Search code examples
rpackagereleaseversions

Obtain a package 1st version's date of publication


Documentation of R packages only include the date of last update/publication. Numbering of versions do not follow a common pattern to all packages. Therefore, it is quite difficult to know at a glance if the package is old or new. Sometimes you need to decide between two packages with similar functions and knowing the age of a package could guide the decision.

My first approach was to plot downloads per year: By traking CRAN downloads. This methods provides also the relative popularity/usage of a package. However, this requires a lot of memory and time to proceed. Therefore, I would rather have a faster way to look into the history of one package.

Is there a quick way to know or vizualize the first version's date of release of one specific package or even to compare several pakages at once?

The purpose is to facilitate a mental mapping of all available packages in R, especially for newcomers.
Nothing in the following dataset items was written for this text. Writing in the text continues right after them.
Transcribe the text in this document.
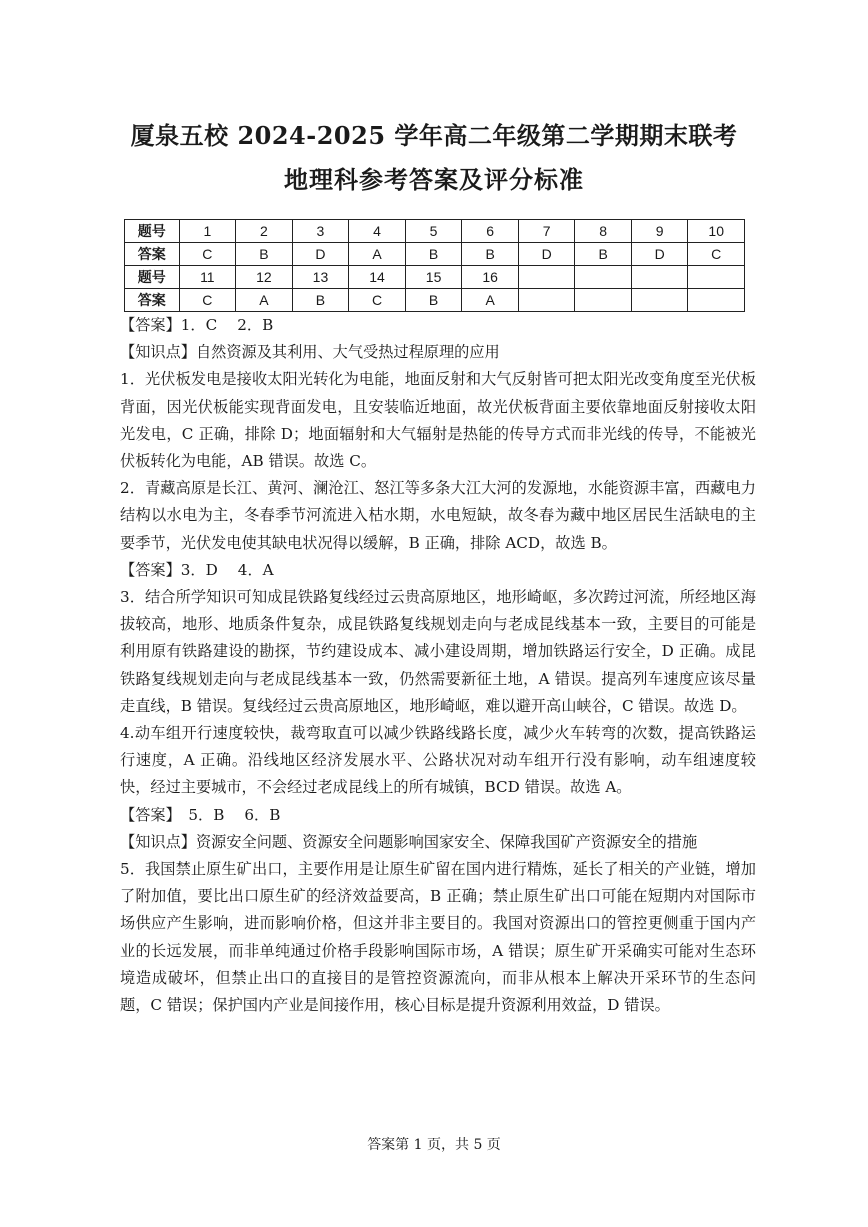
厦泉五校 2024-2025 学年高二年级第二学期期末联考
地理科参考答案及评分标准
题号	1	2	3	4	5	6	7	8	9	10
答案	C	B	D	A	B	B	D	B	D	C
题号	11	12	13	14	15	16				
答案	C	A	B	C	B	A				

【答案】1．C　 2．B

【知识点】自然资源及其利用、大气受热过程原理的应用

1．光伏板发电是接收太阳光转化为电能，地面反射和大气反射皆可把太阳光改变角度至光伏板背面，因光伏板能实现背面发电，且安装临近地面，故光伏板背面主要依靠地面反射接收太阳光发电，C 正确，排除 D；地面辐射和大气辐射是热能的传导方式而非光线的传导，不能被光伏板转化为电能，AB 错误。故选 C。

2．青藏高原是长江、黄河、澜沧江、怒江等多条大江大河的发源地，水能资源丰富，西藏电力结构以水电为主，冬春季节河流进入枯水期，水电短缺，故冬春为藏中地区居民生活缺电的主要季节，光伏发电使其缺电状况得以缓解，B 正确，排除 ACD，故选 B。

【答案】3．D　 4．A

3．结合所学知识可知成昆铁路复线经过云贵高原地区，地形崎岖，多次跨过河流，所经地区海拔较高，地形、地质条件复杂，成昆铁路复线规划走向与老成昆线基本一致，主要目的可能是利用原有铁路建设的勘探，节约建设成本、减小建设周期，增加铁路运行安全，D 正确。成昆铁路复线规划走向与老成昆线基本一致，仍然需要新征土地，A 错误。提高列车速度应该尽量走直线，B 错误。复线经过云贵高原地区，地形崎岖，难以避开高山峡谷，C 错误。故选 D。

4.动车组开行速度较快，裁弯取直可以减少铁路线路长度，减少火车转弯的次数，提高铁路运行速度，A 正确。沿线地区经济发展水平、公路状况对动车组开行没有影响，动车组速度较快，经过主要城市，不会经过老成昆线上的所有城镇，BCD 错误。故选 A。

【答案】　5．B　 6．B

【知识点】资源安全问题、资源安全问题影响国家安全、保障我国矿产资源安全的措施

5．我国禁止原生矿出口，主要作用是让原生矿留在国内进行精炼，延长了相关的产业链，增加了附加值，要比出口原生矿的经济效益要高，B 正确；禁止原生矿出口可能在短期内对国际市场供应产生影响，进而影响价格，但这并非主要目的。我国对资源出口的管控更侧重于国内产业的长远发展，而非单纯通过价格手段影响国际市场，A 错误；原生矿开采确实可能对生态环境造成破坏，但禁止出口的直接目的是管控资源流向，而非从根本上解决开采环节的生态问题，C 错误；保护国内产业是间接作用，核心目标是提升资源利用效益，D 错误。

答案第 1 页，共 5 页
Getting to know packages and managing them is probably the main challenge why people give up on R.


Solution

  • Just for fun:

    ## not all repositories have the same archive structure!
    archinfo <- function(pkgname,repos="http://www.cran.r-project.org") {
        pkg.url <- paste(contrib.url(repos),"Archive",pkgname,sep="/")
        r <- readLines(pkg.url)
        ## lame scraping code
        r2 <- gsub("<[^>]+>"," ",r)   ## drop HTML tags
        r2 <- r2[-(1:grep("Parent Directory",r2))]  ## drop header
        r2 <- r2[grep(pkgname,r2)]                  ## drop footer
        strip.white <- function(x) gsub("(^ +|  +$)","",x)
        r2 <- strip.white(gsub("&nbsp;","",r2))     ## more cleaning
        r3 <- do.call(rbind,strsplit(r2," +"))      ## pull out data frame
        data.frame(
            pkgvec=gsub(paste0("(",pkgname,"_|\\.tar\\.gz)"),"",r3[,1]),
            pkgdate=as.Date(r3[,2],format="%d-%b-%Y"),
            ## assumes English locale for month abbreviations
            size=r3[,4])
    }
    AERinfo <- archinfo("AER")
    lme4info <- archinfo("lme4")
    comb <- rbind(data.frame(pkg="AER",AERinfo),
                  data.frame(pkg="lme4",lme4info))
    

    We can't compare package numbers directly because everyone uses different numbering schemes ...

    library(dplyr) ## overkill
    comb2 <- comb %>% group_by(pkg) %>% mutate(numver=seq(n()))
    

    If you want to arrange by package date:

    comb2 <- arrange(comb2,pkg,pkgdate)
    

    Pretty pictures ...

    library(ggplot2); theme_set(theme_bw())
    ggplot(comb2,aes(x=pkgdate,y=numver,colour=pkg))+geom_line()
    

    enter image description here